Frisk helped revitalize the Timberland brand, which was acquired by Greensboro, North Carolina-based VF in 2011. Earlier this year, he became the coalition president for VF’s outdoor Americas business, which includes the North Face and Timberland brands. Aldo, meanwhile, is a 42-year-old retail shoe chain with more than 1,750 stores around the world.
“The company is incredibly vibrant, dynamic and has a unique culture rooted in strong values, with lots of potential for future growth,” Frisk said.
Frisk will replace Aldo CEO Rejean Dionne, who will retire in November, Aldo said today in an e-mailed statement.
“With his impressive background in global brand retail and wholesale, Patrik will be instrumental in helping the Aldo Group reach new heights,” Aldo Bensadoun, the company’s founder and chairman, said in an e-mailed statement. “We share the same values and are confident that he will have great success in continuing to build the Aldo Group’s leadership and culture around the world.”
Timberland is VF’s third-largest brand and remains its largest acquisition. The company’s outdoor and action sports division accounts for 56 percent of VF’s total revenue.
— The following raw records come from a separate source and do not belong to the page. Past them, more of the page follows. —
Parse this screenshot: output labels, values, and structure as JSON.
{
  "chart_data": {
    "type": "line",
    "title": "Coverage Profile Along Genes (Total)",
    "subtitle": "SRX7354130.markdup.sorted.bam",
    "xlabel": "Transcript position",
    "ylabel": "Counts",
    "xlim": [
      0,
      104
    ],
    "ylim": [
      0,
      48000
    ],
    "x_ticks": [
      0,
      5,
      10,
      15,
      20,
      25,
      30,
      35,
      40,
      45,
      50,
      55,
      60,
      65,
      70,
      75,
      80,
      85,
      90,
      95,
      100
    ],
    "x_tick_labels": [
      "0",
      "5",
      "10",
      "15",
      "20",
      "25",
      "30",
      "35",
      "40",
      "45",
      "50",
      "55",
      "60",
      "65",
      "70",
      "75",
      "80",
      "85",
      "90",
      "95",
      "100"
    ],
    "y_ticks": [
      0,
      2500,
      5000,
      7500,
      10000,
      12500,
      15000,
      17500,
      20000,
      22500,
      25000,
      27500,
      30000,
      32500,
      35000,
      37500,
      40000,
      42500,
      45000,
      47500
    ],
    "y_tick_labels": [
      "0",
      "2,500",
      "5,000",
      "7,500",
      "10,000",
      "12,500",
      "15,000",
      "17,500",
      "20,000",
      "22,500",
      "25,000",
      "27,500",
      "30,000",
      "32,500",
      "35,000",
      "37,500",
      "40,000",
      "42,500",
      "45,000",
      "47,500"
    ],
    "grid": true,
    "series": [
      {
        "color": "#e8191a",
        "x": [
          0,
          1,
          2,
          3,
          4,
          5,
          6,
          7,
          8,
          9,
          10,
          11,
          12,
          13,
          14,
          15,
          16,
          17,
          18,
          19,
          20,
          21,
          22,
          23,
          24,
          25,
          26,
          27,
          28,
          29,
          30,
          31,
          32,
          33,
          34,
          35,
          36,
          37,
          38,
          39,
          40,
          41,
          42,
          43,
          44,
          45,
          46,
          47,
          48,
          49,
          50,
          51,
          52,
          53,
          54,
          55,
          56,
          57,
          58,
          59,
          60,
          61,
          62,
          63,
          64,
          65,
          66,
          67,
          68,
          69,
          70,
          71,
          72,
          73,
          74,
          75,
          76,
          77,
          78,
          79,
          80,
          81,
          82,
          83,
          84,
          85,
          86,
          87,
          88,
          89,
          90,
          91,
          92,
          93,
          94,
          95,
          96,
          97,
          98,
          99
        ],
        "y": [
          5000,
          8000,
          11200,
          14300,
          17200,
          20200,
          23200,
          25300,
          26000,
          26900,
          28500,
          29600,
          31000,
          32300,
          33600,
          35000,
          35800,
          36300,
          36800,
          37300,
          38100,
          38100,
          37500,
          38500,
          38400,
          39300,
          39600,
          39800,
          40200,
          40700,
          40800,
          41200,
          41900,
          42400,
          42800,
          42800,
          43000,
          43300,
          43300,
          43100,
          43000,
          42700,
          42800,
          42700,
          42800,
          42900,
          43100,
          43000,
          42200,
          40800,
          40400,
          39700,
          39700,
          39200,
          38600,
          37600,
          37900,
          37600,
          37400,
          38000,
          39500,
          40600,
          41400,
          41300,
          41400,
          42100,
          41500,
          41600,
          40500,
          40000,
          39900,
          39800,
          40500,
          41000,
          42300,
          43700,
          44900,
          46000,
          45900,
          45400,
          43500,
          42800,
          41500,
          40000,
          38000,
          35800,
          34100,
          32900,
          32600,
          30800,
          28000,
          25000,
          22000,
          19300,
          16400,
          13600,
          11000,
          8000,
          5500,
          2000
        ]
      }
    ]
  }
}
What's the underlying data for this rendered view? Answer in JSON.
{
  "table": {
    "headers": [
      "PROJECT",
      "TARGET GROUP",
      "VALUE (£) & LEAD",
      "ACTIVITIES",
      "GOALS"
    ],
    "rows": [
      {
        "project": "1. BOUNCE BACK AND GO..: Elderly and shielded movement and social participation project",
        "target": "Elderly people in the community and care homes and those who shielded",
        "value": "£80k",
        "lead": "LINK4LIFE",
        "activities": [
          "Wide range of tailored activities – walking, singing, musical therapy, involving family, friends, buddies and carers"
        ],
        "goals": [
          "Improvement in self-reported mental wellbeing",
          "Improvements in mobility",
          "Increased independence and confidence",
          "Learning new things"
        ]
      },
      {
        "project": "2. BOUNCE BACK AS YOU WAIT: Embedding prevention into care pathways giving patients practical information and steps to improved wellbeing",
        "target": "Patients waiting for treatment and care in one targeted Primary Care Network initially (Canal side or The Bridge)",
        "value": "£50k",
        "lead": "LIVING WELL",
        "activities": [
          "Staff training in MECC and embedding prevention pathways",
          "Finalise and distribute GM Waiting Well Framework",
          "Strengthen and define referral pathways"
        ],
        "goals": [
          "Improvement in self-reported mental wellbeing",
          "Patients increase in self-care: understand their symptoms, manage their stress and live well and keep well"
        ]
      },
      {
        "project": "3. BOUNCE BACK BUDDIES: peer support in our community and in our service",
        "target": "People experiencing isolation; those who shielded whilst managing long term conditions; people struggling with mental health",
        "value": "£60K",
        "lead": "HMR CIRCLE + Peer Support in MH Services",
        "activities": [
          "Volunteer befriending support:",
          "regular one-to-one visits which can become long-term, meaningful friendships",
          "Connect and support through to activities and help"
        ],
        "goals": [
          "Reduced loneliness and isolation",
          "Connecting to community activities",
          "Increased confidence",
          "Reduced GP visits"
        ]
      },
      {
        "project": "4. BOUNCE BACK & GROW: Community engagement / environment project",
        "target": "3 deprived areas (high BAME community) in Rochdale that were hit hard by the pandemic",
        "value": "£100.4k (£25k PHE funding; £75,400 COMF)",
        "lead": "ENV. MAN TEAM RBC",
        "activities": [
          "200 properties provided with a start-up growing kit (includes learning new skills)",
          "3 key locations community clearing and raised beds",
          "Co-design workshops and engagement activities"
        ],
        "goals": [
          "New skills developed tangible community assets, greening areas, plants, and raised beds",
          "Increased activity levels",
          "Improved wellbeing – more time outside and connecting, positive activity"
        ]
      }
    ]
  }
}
The company expects Timberland to generate $3.1 billion in sales by 2019, Frisk said at the company’s investor day last month.
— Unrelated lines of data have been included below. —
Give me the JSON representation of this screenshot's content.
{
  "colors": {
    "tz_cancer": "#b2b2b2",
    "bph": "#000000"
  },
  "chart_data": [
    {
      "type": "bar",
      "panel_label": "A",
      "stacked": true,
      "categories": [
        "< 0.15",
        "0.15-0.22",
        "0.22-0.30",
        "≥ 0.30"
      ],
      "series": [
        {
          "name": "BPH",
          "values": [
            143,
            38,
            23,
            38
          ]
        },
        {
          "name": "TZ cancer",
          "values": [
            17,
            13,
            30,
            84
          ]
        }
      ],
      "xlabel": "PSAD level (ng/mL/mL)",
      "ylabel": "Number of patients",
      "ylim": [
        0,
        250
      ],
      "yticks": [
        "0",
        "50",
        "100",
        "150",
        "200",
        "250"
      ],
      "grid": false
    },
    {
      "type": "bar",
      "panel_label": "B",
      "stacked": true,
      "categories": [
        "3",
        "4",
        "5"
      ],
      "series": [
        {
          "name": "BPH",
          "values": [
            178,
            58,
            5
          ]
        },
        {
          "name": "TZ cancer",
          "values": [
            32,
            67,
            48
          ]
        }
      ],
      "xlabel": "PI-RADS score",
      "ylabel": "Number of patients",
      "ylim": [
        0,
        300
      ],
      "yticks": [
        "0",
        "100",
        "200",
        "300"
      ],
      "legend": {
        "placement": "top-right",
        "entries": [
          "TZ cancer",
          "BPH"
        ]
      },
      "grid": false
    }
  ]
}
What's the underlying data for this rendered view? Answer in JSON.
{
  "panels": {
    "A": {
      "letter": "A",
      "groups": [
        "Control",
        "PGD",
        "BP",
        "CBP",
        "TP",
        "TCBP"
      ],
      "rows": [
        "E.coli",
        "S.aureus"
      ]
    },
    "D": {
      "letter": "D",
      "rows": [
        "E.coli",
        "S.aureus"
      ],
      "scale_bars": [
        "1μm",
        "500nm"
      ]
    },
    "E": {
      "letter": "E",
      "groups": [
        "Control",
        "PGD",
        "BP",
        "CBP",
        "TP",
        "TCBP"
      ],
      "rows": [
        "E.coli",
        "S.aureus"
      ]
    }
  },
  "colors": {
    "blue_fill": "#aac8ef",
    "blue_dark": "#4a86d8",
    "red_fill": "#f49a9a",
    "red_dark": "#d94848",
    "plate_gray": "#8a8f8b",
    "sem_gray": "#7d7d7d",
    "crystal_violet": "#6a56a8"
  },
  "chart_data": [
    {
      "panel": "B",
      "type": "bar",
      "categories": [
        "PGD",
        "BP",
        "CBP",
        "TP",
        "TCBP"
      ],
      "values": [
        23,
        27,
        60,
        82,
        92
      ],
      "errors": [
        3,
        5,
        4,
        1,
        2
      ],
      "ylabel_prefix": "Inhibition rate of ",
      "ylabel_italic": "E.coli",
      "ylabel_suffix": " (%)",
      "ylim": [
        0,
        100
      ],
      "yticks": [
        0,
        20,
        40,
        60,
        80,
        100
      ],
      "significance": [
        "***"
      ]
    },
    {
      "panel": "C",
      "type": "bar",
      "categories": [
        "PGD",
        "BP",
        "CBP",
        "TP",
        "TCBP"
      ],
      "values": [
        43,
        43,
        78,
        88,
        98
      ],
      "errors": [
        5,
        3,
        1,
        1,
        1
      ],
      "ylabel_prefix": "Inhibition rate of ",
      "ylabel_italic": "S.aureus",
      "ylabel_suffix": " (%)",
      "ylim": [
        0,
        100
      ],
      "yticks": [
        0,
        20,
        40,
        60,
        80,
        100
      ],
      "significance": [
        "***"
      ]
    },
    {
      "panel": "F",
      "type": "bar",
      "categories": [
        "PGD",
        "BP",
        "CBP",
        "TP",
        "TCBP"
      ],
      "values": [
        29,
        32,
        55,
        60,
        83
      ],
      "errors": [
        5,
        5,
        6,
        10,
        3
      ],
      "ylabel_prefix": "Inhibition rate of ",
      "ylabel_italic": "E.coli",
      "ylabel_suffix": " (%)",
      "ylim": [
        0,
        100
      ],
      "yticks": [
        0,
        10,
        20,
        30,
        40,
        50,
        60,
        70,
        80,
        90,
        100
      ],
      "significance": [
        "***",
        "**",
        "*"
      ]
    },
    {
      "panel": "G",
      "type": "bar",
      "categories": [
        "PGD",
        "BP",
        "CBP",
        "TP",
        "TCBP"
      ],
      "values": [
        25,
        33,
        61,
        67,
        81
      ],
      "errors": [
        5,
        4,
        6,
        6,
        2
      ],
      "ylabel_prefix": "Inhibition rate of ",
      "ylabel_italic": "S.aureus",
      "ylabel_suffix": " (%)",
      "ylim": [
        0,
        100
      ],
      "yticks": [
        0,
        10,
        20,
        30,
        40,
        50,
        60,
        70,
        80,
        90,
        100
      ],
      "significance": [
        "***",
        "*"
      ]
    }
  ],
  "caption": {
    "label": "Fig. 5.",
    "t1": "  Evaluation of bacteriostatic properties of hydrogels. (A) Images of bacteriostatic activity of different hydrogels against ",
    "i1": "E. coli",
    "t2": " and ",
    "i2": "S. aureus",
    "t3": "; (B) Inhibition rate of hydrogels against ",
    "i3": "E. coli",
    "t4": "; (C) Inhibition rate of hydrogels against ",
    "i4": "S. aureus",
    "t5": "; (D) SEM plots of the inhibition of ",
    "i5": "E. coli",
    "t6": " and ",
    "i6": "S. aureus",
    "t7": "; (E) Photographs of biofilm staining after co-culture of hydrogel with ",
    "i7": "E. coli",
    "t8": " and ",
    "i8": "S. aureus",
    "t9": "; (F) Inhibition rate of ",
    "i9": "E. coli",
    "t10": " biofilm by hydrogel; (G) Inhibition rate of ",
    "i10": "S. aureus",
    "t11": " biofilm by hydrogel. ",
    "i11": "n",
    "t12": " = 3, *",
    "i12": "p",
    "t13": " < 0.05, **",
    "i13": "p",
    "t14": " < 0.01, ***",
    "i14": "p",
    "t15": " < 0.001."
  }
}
Craig Hodges, a spokesman for VF, confirmed that Frisk’s last day at the company is today. The company hasn’t announced a replacement for Frisk’s position as coalition president, he said. Earlier this month, Stewart Whitney became the president of the Timberland brand.
“We’re disappointed to see Patrik go, he’s been a great leader, he’s got great vision, and he was very instrumental in the successful turnaround of the Timberland brand,” Hodges said. “But we respect his decision and we wish him nothing but the best.”
VF shares rose 0.4 percent to $66.50 at the close of trading in New York. The stock has climbed 6.7 percent so far this year, outperforming the Standard & Poor’s 500 Index’s 6.3 percent gain.
When VF acquired the brand, Timberland had an urban and utilitarian following. After extensive customer research, the company changed the design and fit of the products and revamped its stores and website. Customers can even design their own shoes online or at a kiosk in the stores.
“It was something you wanted to love, but you were like, ‘Oh my God, I’ll never be caught in that,’” Bridget Weishaar, a Chicago-based analyst at Morningstar Investment Service, said in an interview earlier this week. “Now the rugged outdoor look plays well in the casual environment.”
Timberland is doing 88 percent of its business at full price this year, Ryan Shadrin, vice president of retail and digital commerce, said at the investor presentation. The brand plans to achieve $1.7 billion in revenue this year. Last quarter, Timberland revenues grew 15 percent, VF said in an Oct. 20 statement.
Frisk’s departure “is a definite loss for VF Corp.,” Weishaar said yesterday in an e-mail. “But in terms of the company’s future, they have a very deep bench of leadership with many managers having experience with multiple brands, so any leadership transitions should be pretty seamless.”